As the annual exemption had been slashed by the previous Government to a meagre £3,000 by April 2024 there was, and remains, little protection against CGT for investors selling assets, which will have turbo-charged the revenues from any pre-Budget disposals.
We will only know next year if this was a one-off boost from pre-October 2024 disposals, or whether investors continued afterwards to sell assets at the higher CGT rates, which took effect immediately.
With taxes on capital gains, investors tend either to bring forward decisions ahead of anticipated changes or to defer crystallising gains afterwards, or both.
Many might now be waiting for a future government to bring the CGT burden back down, others might be put off by the higher tax environment from setting up or investing in businesses in the first place. But all that will not be evident for some time.

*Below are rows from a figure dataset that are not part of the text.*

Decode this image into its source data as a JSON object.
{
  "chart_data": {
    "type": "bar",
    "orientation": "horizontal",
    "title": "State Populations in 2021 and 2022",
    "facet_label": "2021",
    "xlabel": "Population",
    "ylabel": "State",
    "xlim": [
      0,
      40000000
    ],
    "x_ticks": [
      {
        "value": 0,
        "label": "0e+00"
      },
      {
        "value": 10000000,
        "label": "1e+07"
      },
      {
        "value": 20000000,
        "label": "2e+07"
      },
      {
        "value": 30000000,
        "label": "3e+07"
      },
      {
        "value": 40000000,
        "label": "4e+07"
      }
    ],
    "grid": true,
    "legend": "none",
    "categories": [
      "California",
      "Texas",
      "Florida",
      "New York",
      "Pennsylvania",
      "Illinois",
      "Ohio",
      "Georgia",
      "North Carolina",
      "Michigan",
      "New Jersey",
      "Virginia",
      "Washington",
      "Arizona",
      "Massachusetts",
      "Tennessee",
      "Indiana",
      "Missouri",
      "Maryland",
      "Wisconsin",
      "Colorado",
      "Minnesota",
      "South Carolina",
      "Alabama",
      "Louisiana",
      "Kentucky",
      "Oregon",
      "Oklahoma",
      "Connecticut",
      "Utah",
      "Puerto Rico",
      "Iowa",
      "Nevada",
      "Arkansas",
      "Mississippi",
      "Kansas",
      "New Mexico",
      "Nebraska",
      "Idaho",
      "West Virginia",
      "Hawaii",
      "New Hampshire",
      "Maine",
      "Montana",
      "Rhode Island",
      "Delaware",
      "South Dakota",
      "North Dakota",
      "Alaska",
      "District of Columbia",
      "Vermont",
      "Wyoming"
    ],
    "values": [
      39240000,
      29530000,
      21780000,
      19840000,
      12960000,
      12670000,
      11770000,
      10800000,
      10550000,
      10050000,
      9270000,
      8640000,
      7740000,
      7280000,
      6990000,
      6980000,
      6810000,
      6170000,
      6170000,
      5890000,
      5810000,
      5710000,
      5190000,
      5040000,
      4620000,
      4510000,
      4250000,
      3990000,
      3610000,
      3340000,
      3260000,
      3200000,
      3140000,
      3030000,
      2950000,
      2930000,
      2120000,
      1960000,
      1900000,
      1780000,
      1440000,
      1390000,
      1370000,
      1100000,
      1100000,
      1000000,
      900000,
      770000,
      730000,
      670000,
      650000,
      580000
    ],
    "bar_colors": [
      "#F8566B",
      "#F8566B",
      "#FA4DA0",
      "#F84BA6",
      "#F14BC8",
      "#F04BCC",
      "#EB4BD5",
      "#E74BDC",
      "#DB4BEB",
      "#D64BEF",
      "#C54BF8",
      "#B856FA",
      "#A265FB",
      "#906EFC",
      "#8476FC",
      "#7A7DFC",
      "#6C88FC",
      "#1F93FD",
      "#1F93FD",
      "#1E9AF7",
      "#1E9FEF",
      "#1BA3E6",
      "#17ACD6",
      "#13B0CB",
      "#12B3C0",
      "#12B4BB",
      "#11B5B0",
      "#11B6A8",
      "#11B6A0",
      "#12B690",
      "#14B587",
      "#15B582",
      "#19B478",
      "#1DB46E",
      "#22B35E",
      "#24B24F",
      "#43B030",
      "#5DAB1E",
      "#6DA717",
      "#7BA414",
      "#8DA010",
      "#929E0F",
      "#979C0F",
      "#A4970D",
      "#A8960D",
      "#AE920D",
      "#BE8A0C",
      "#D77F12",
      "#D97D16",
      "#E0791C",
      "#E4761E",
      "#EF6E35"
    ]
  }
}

The CGT take has revealed little or no boost to the Treasury coffers from the reduction of the annual exemption. Final revenue data shows that CGT brought in £16.93 billion in 2022/23, £14.50 billion in 2023/24 and just £13.06 billion in 2024/25, suggesting that many investors were reluctant to sell up with this diminished level of protection.[2]
[1] Rachel Reeves increased CGT rates with immediate effect on 30 October 2024 from 10% to 18% for basic rate taxpayers and 20% to 24% for those on the higher rates of tax. With the exception of non-exempt property disposals where taxable gains need to be reported and CGT paid within 60-days of completion, capital gains on other assets are typically disclosed via self-assessment and tend to lag longer in the data.